Just wrapping up another great week at Practical Board Repair School with Jessa Jones and Louis Rossmann.
This week we had students from all over the US, Bermuda, Barbados, Canada, and even Amsterdam, the Netherlands.
As usual we had a lot of fun, lots of hilarious slogan suggestions for new course T-shirts, and as usual the progress the students made throughout the week was amazing.
We started the week by developing technical proficiency and getting familiar with the equipment. Students completed:
- A Samsung galaxy charge port, and learned to make microjumpers for pulled pads
- Placed a digitizer connector on an iPhone 5s,
- Built an iPad mini digitizer assembly.
We hit the schematics on day 2 and covered:
- Small component parts sourcing,
- How to orient connectors on the schematic
- Types and functions of basic components
- How to use the multimeter
- How to read the board itself
- In depth analysis of the common backlight circuits on iDevices and how to troubleshoot them.
- Everybody performed a backlight filter replacement on iPad mini
- iPad mini digitizer connector replacement and continuing technical proficiency skills work.

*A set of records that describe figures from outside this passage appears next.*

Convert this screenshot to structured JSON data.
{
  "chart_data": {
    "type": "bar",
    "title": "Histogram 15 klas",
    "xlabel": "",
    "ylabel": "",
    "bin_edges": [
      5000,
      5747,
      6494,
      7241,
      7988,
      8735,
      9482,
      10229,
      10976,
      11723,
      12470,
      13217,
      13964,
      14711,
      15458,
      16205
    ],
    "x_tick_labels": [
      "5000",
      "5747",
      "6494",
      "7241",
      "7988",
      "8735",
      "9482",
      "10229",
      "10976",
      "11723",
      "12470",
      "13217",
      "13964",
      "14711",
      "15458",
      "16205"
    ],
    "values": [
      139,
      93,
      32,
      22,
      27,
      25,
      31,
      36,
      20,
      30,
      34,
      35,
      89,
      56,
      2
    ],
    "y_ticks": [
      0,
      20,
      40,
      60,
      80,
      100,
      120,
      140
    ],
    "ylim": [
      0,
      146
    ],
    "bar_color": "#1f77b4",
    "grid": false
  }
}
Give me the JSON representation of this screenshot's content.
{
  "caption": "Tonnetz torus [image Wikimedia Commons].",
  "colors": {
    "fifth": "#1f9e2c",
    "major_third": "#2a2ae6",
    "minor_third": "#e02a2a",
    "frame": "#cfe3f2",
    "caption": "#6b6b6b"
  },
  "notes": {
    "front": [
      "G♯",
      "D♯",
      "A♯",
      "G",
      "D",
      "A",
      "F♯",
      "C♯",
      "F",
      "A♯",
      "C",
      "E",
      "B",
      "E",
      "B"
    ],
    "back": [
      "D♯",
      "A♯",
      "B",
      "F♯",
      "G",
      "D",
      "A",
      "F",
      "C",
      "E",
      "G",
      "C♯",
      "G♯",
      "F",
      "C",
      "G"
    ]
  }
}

Day 3 marks the turn of the course toward more complex problems and efficient diagnosis
- The business standpoint: How to translate your skills into profit for board repair
- Professional water damage recovery--trying out the Crest ultrasonic cleaner
- iPhone shield removal
- How to use the DC power supply to force charge a dead battery
- Short detection with FLIR camera, alcohol method, freeze spray
- iPhone 5s trace repair
- Lecture and cheatsheet to learn to instantly recognize the source of common device failures for iPhone/iPad
- How to address no power, no charge, no backlight, no image
- U2 tristar chip
- Recognizing rabbit holes--what are the limits of what we can do
- Data recovery from a hardware perspective
- More electronics theory--the hows and whys of component failure
Day 4 moves us into advanced schematics and open-ended troubleshooting
- Recognizing and understanding how the basic components interact to form the common circuits
- DC/DC boost circuit
- Current sensing circuit
- Buck converters
- MacBook Sys onewire circuit
- How to measure and address open-ended problems
- Technical proficiency for bga--the MacBook LED driver
- Working together through an open-ended MacBook problem
- Applying new skills to the problem boards students brought from home
- And the course classic--Louis sets a board on fire
Day 5 was all about practical application of skills and technique refinement
- Small group work to figure out MacBook boards with open-ended problems
- Continued work on problem boards from home with instructor support
- Real-life examples of customer problems right off the iPad Rehab incoming device queue
- Graduation and T-shirts!
After hours, the group met informally for dinner and drinks, and lots of great information was shared.
The end of the week comes too quickly, but all graduates can join the Practical Board Repair alumni Facebook group. I love to see the memories being made and especially the proud pictures of the successful work produced back at home. We will see each other again at CTIA or eReuse conferences, or maybe an alumni advanced course in the future.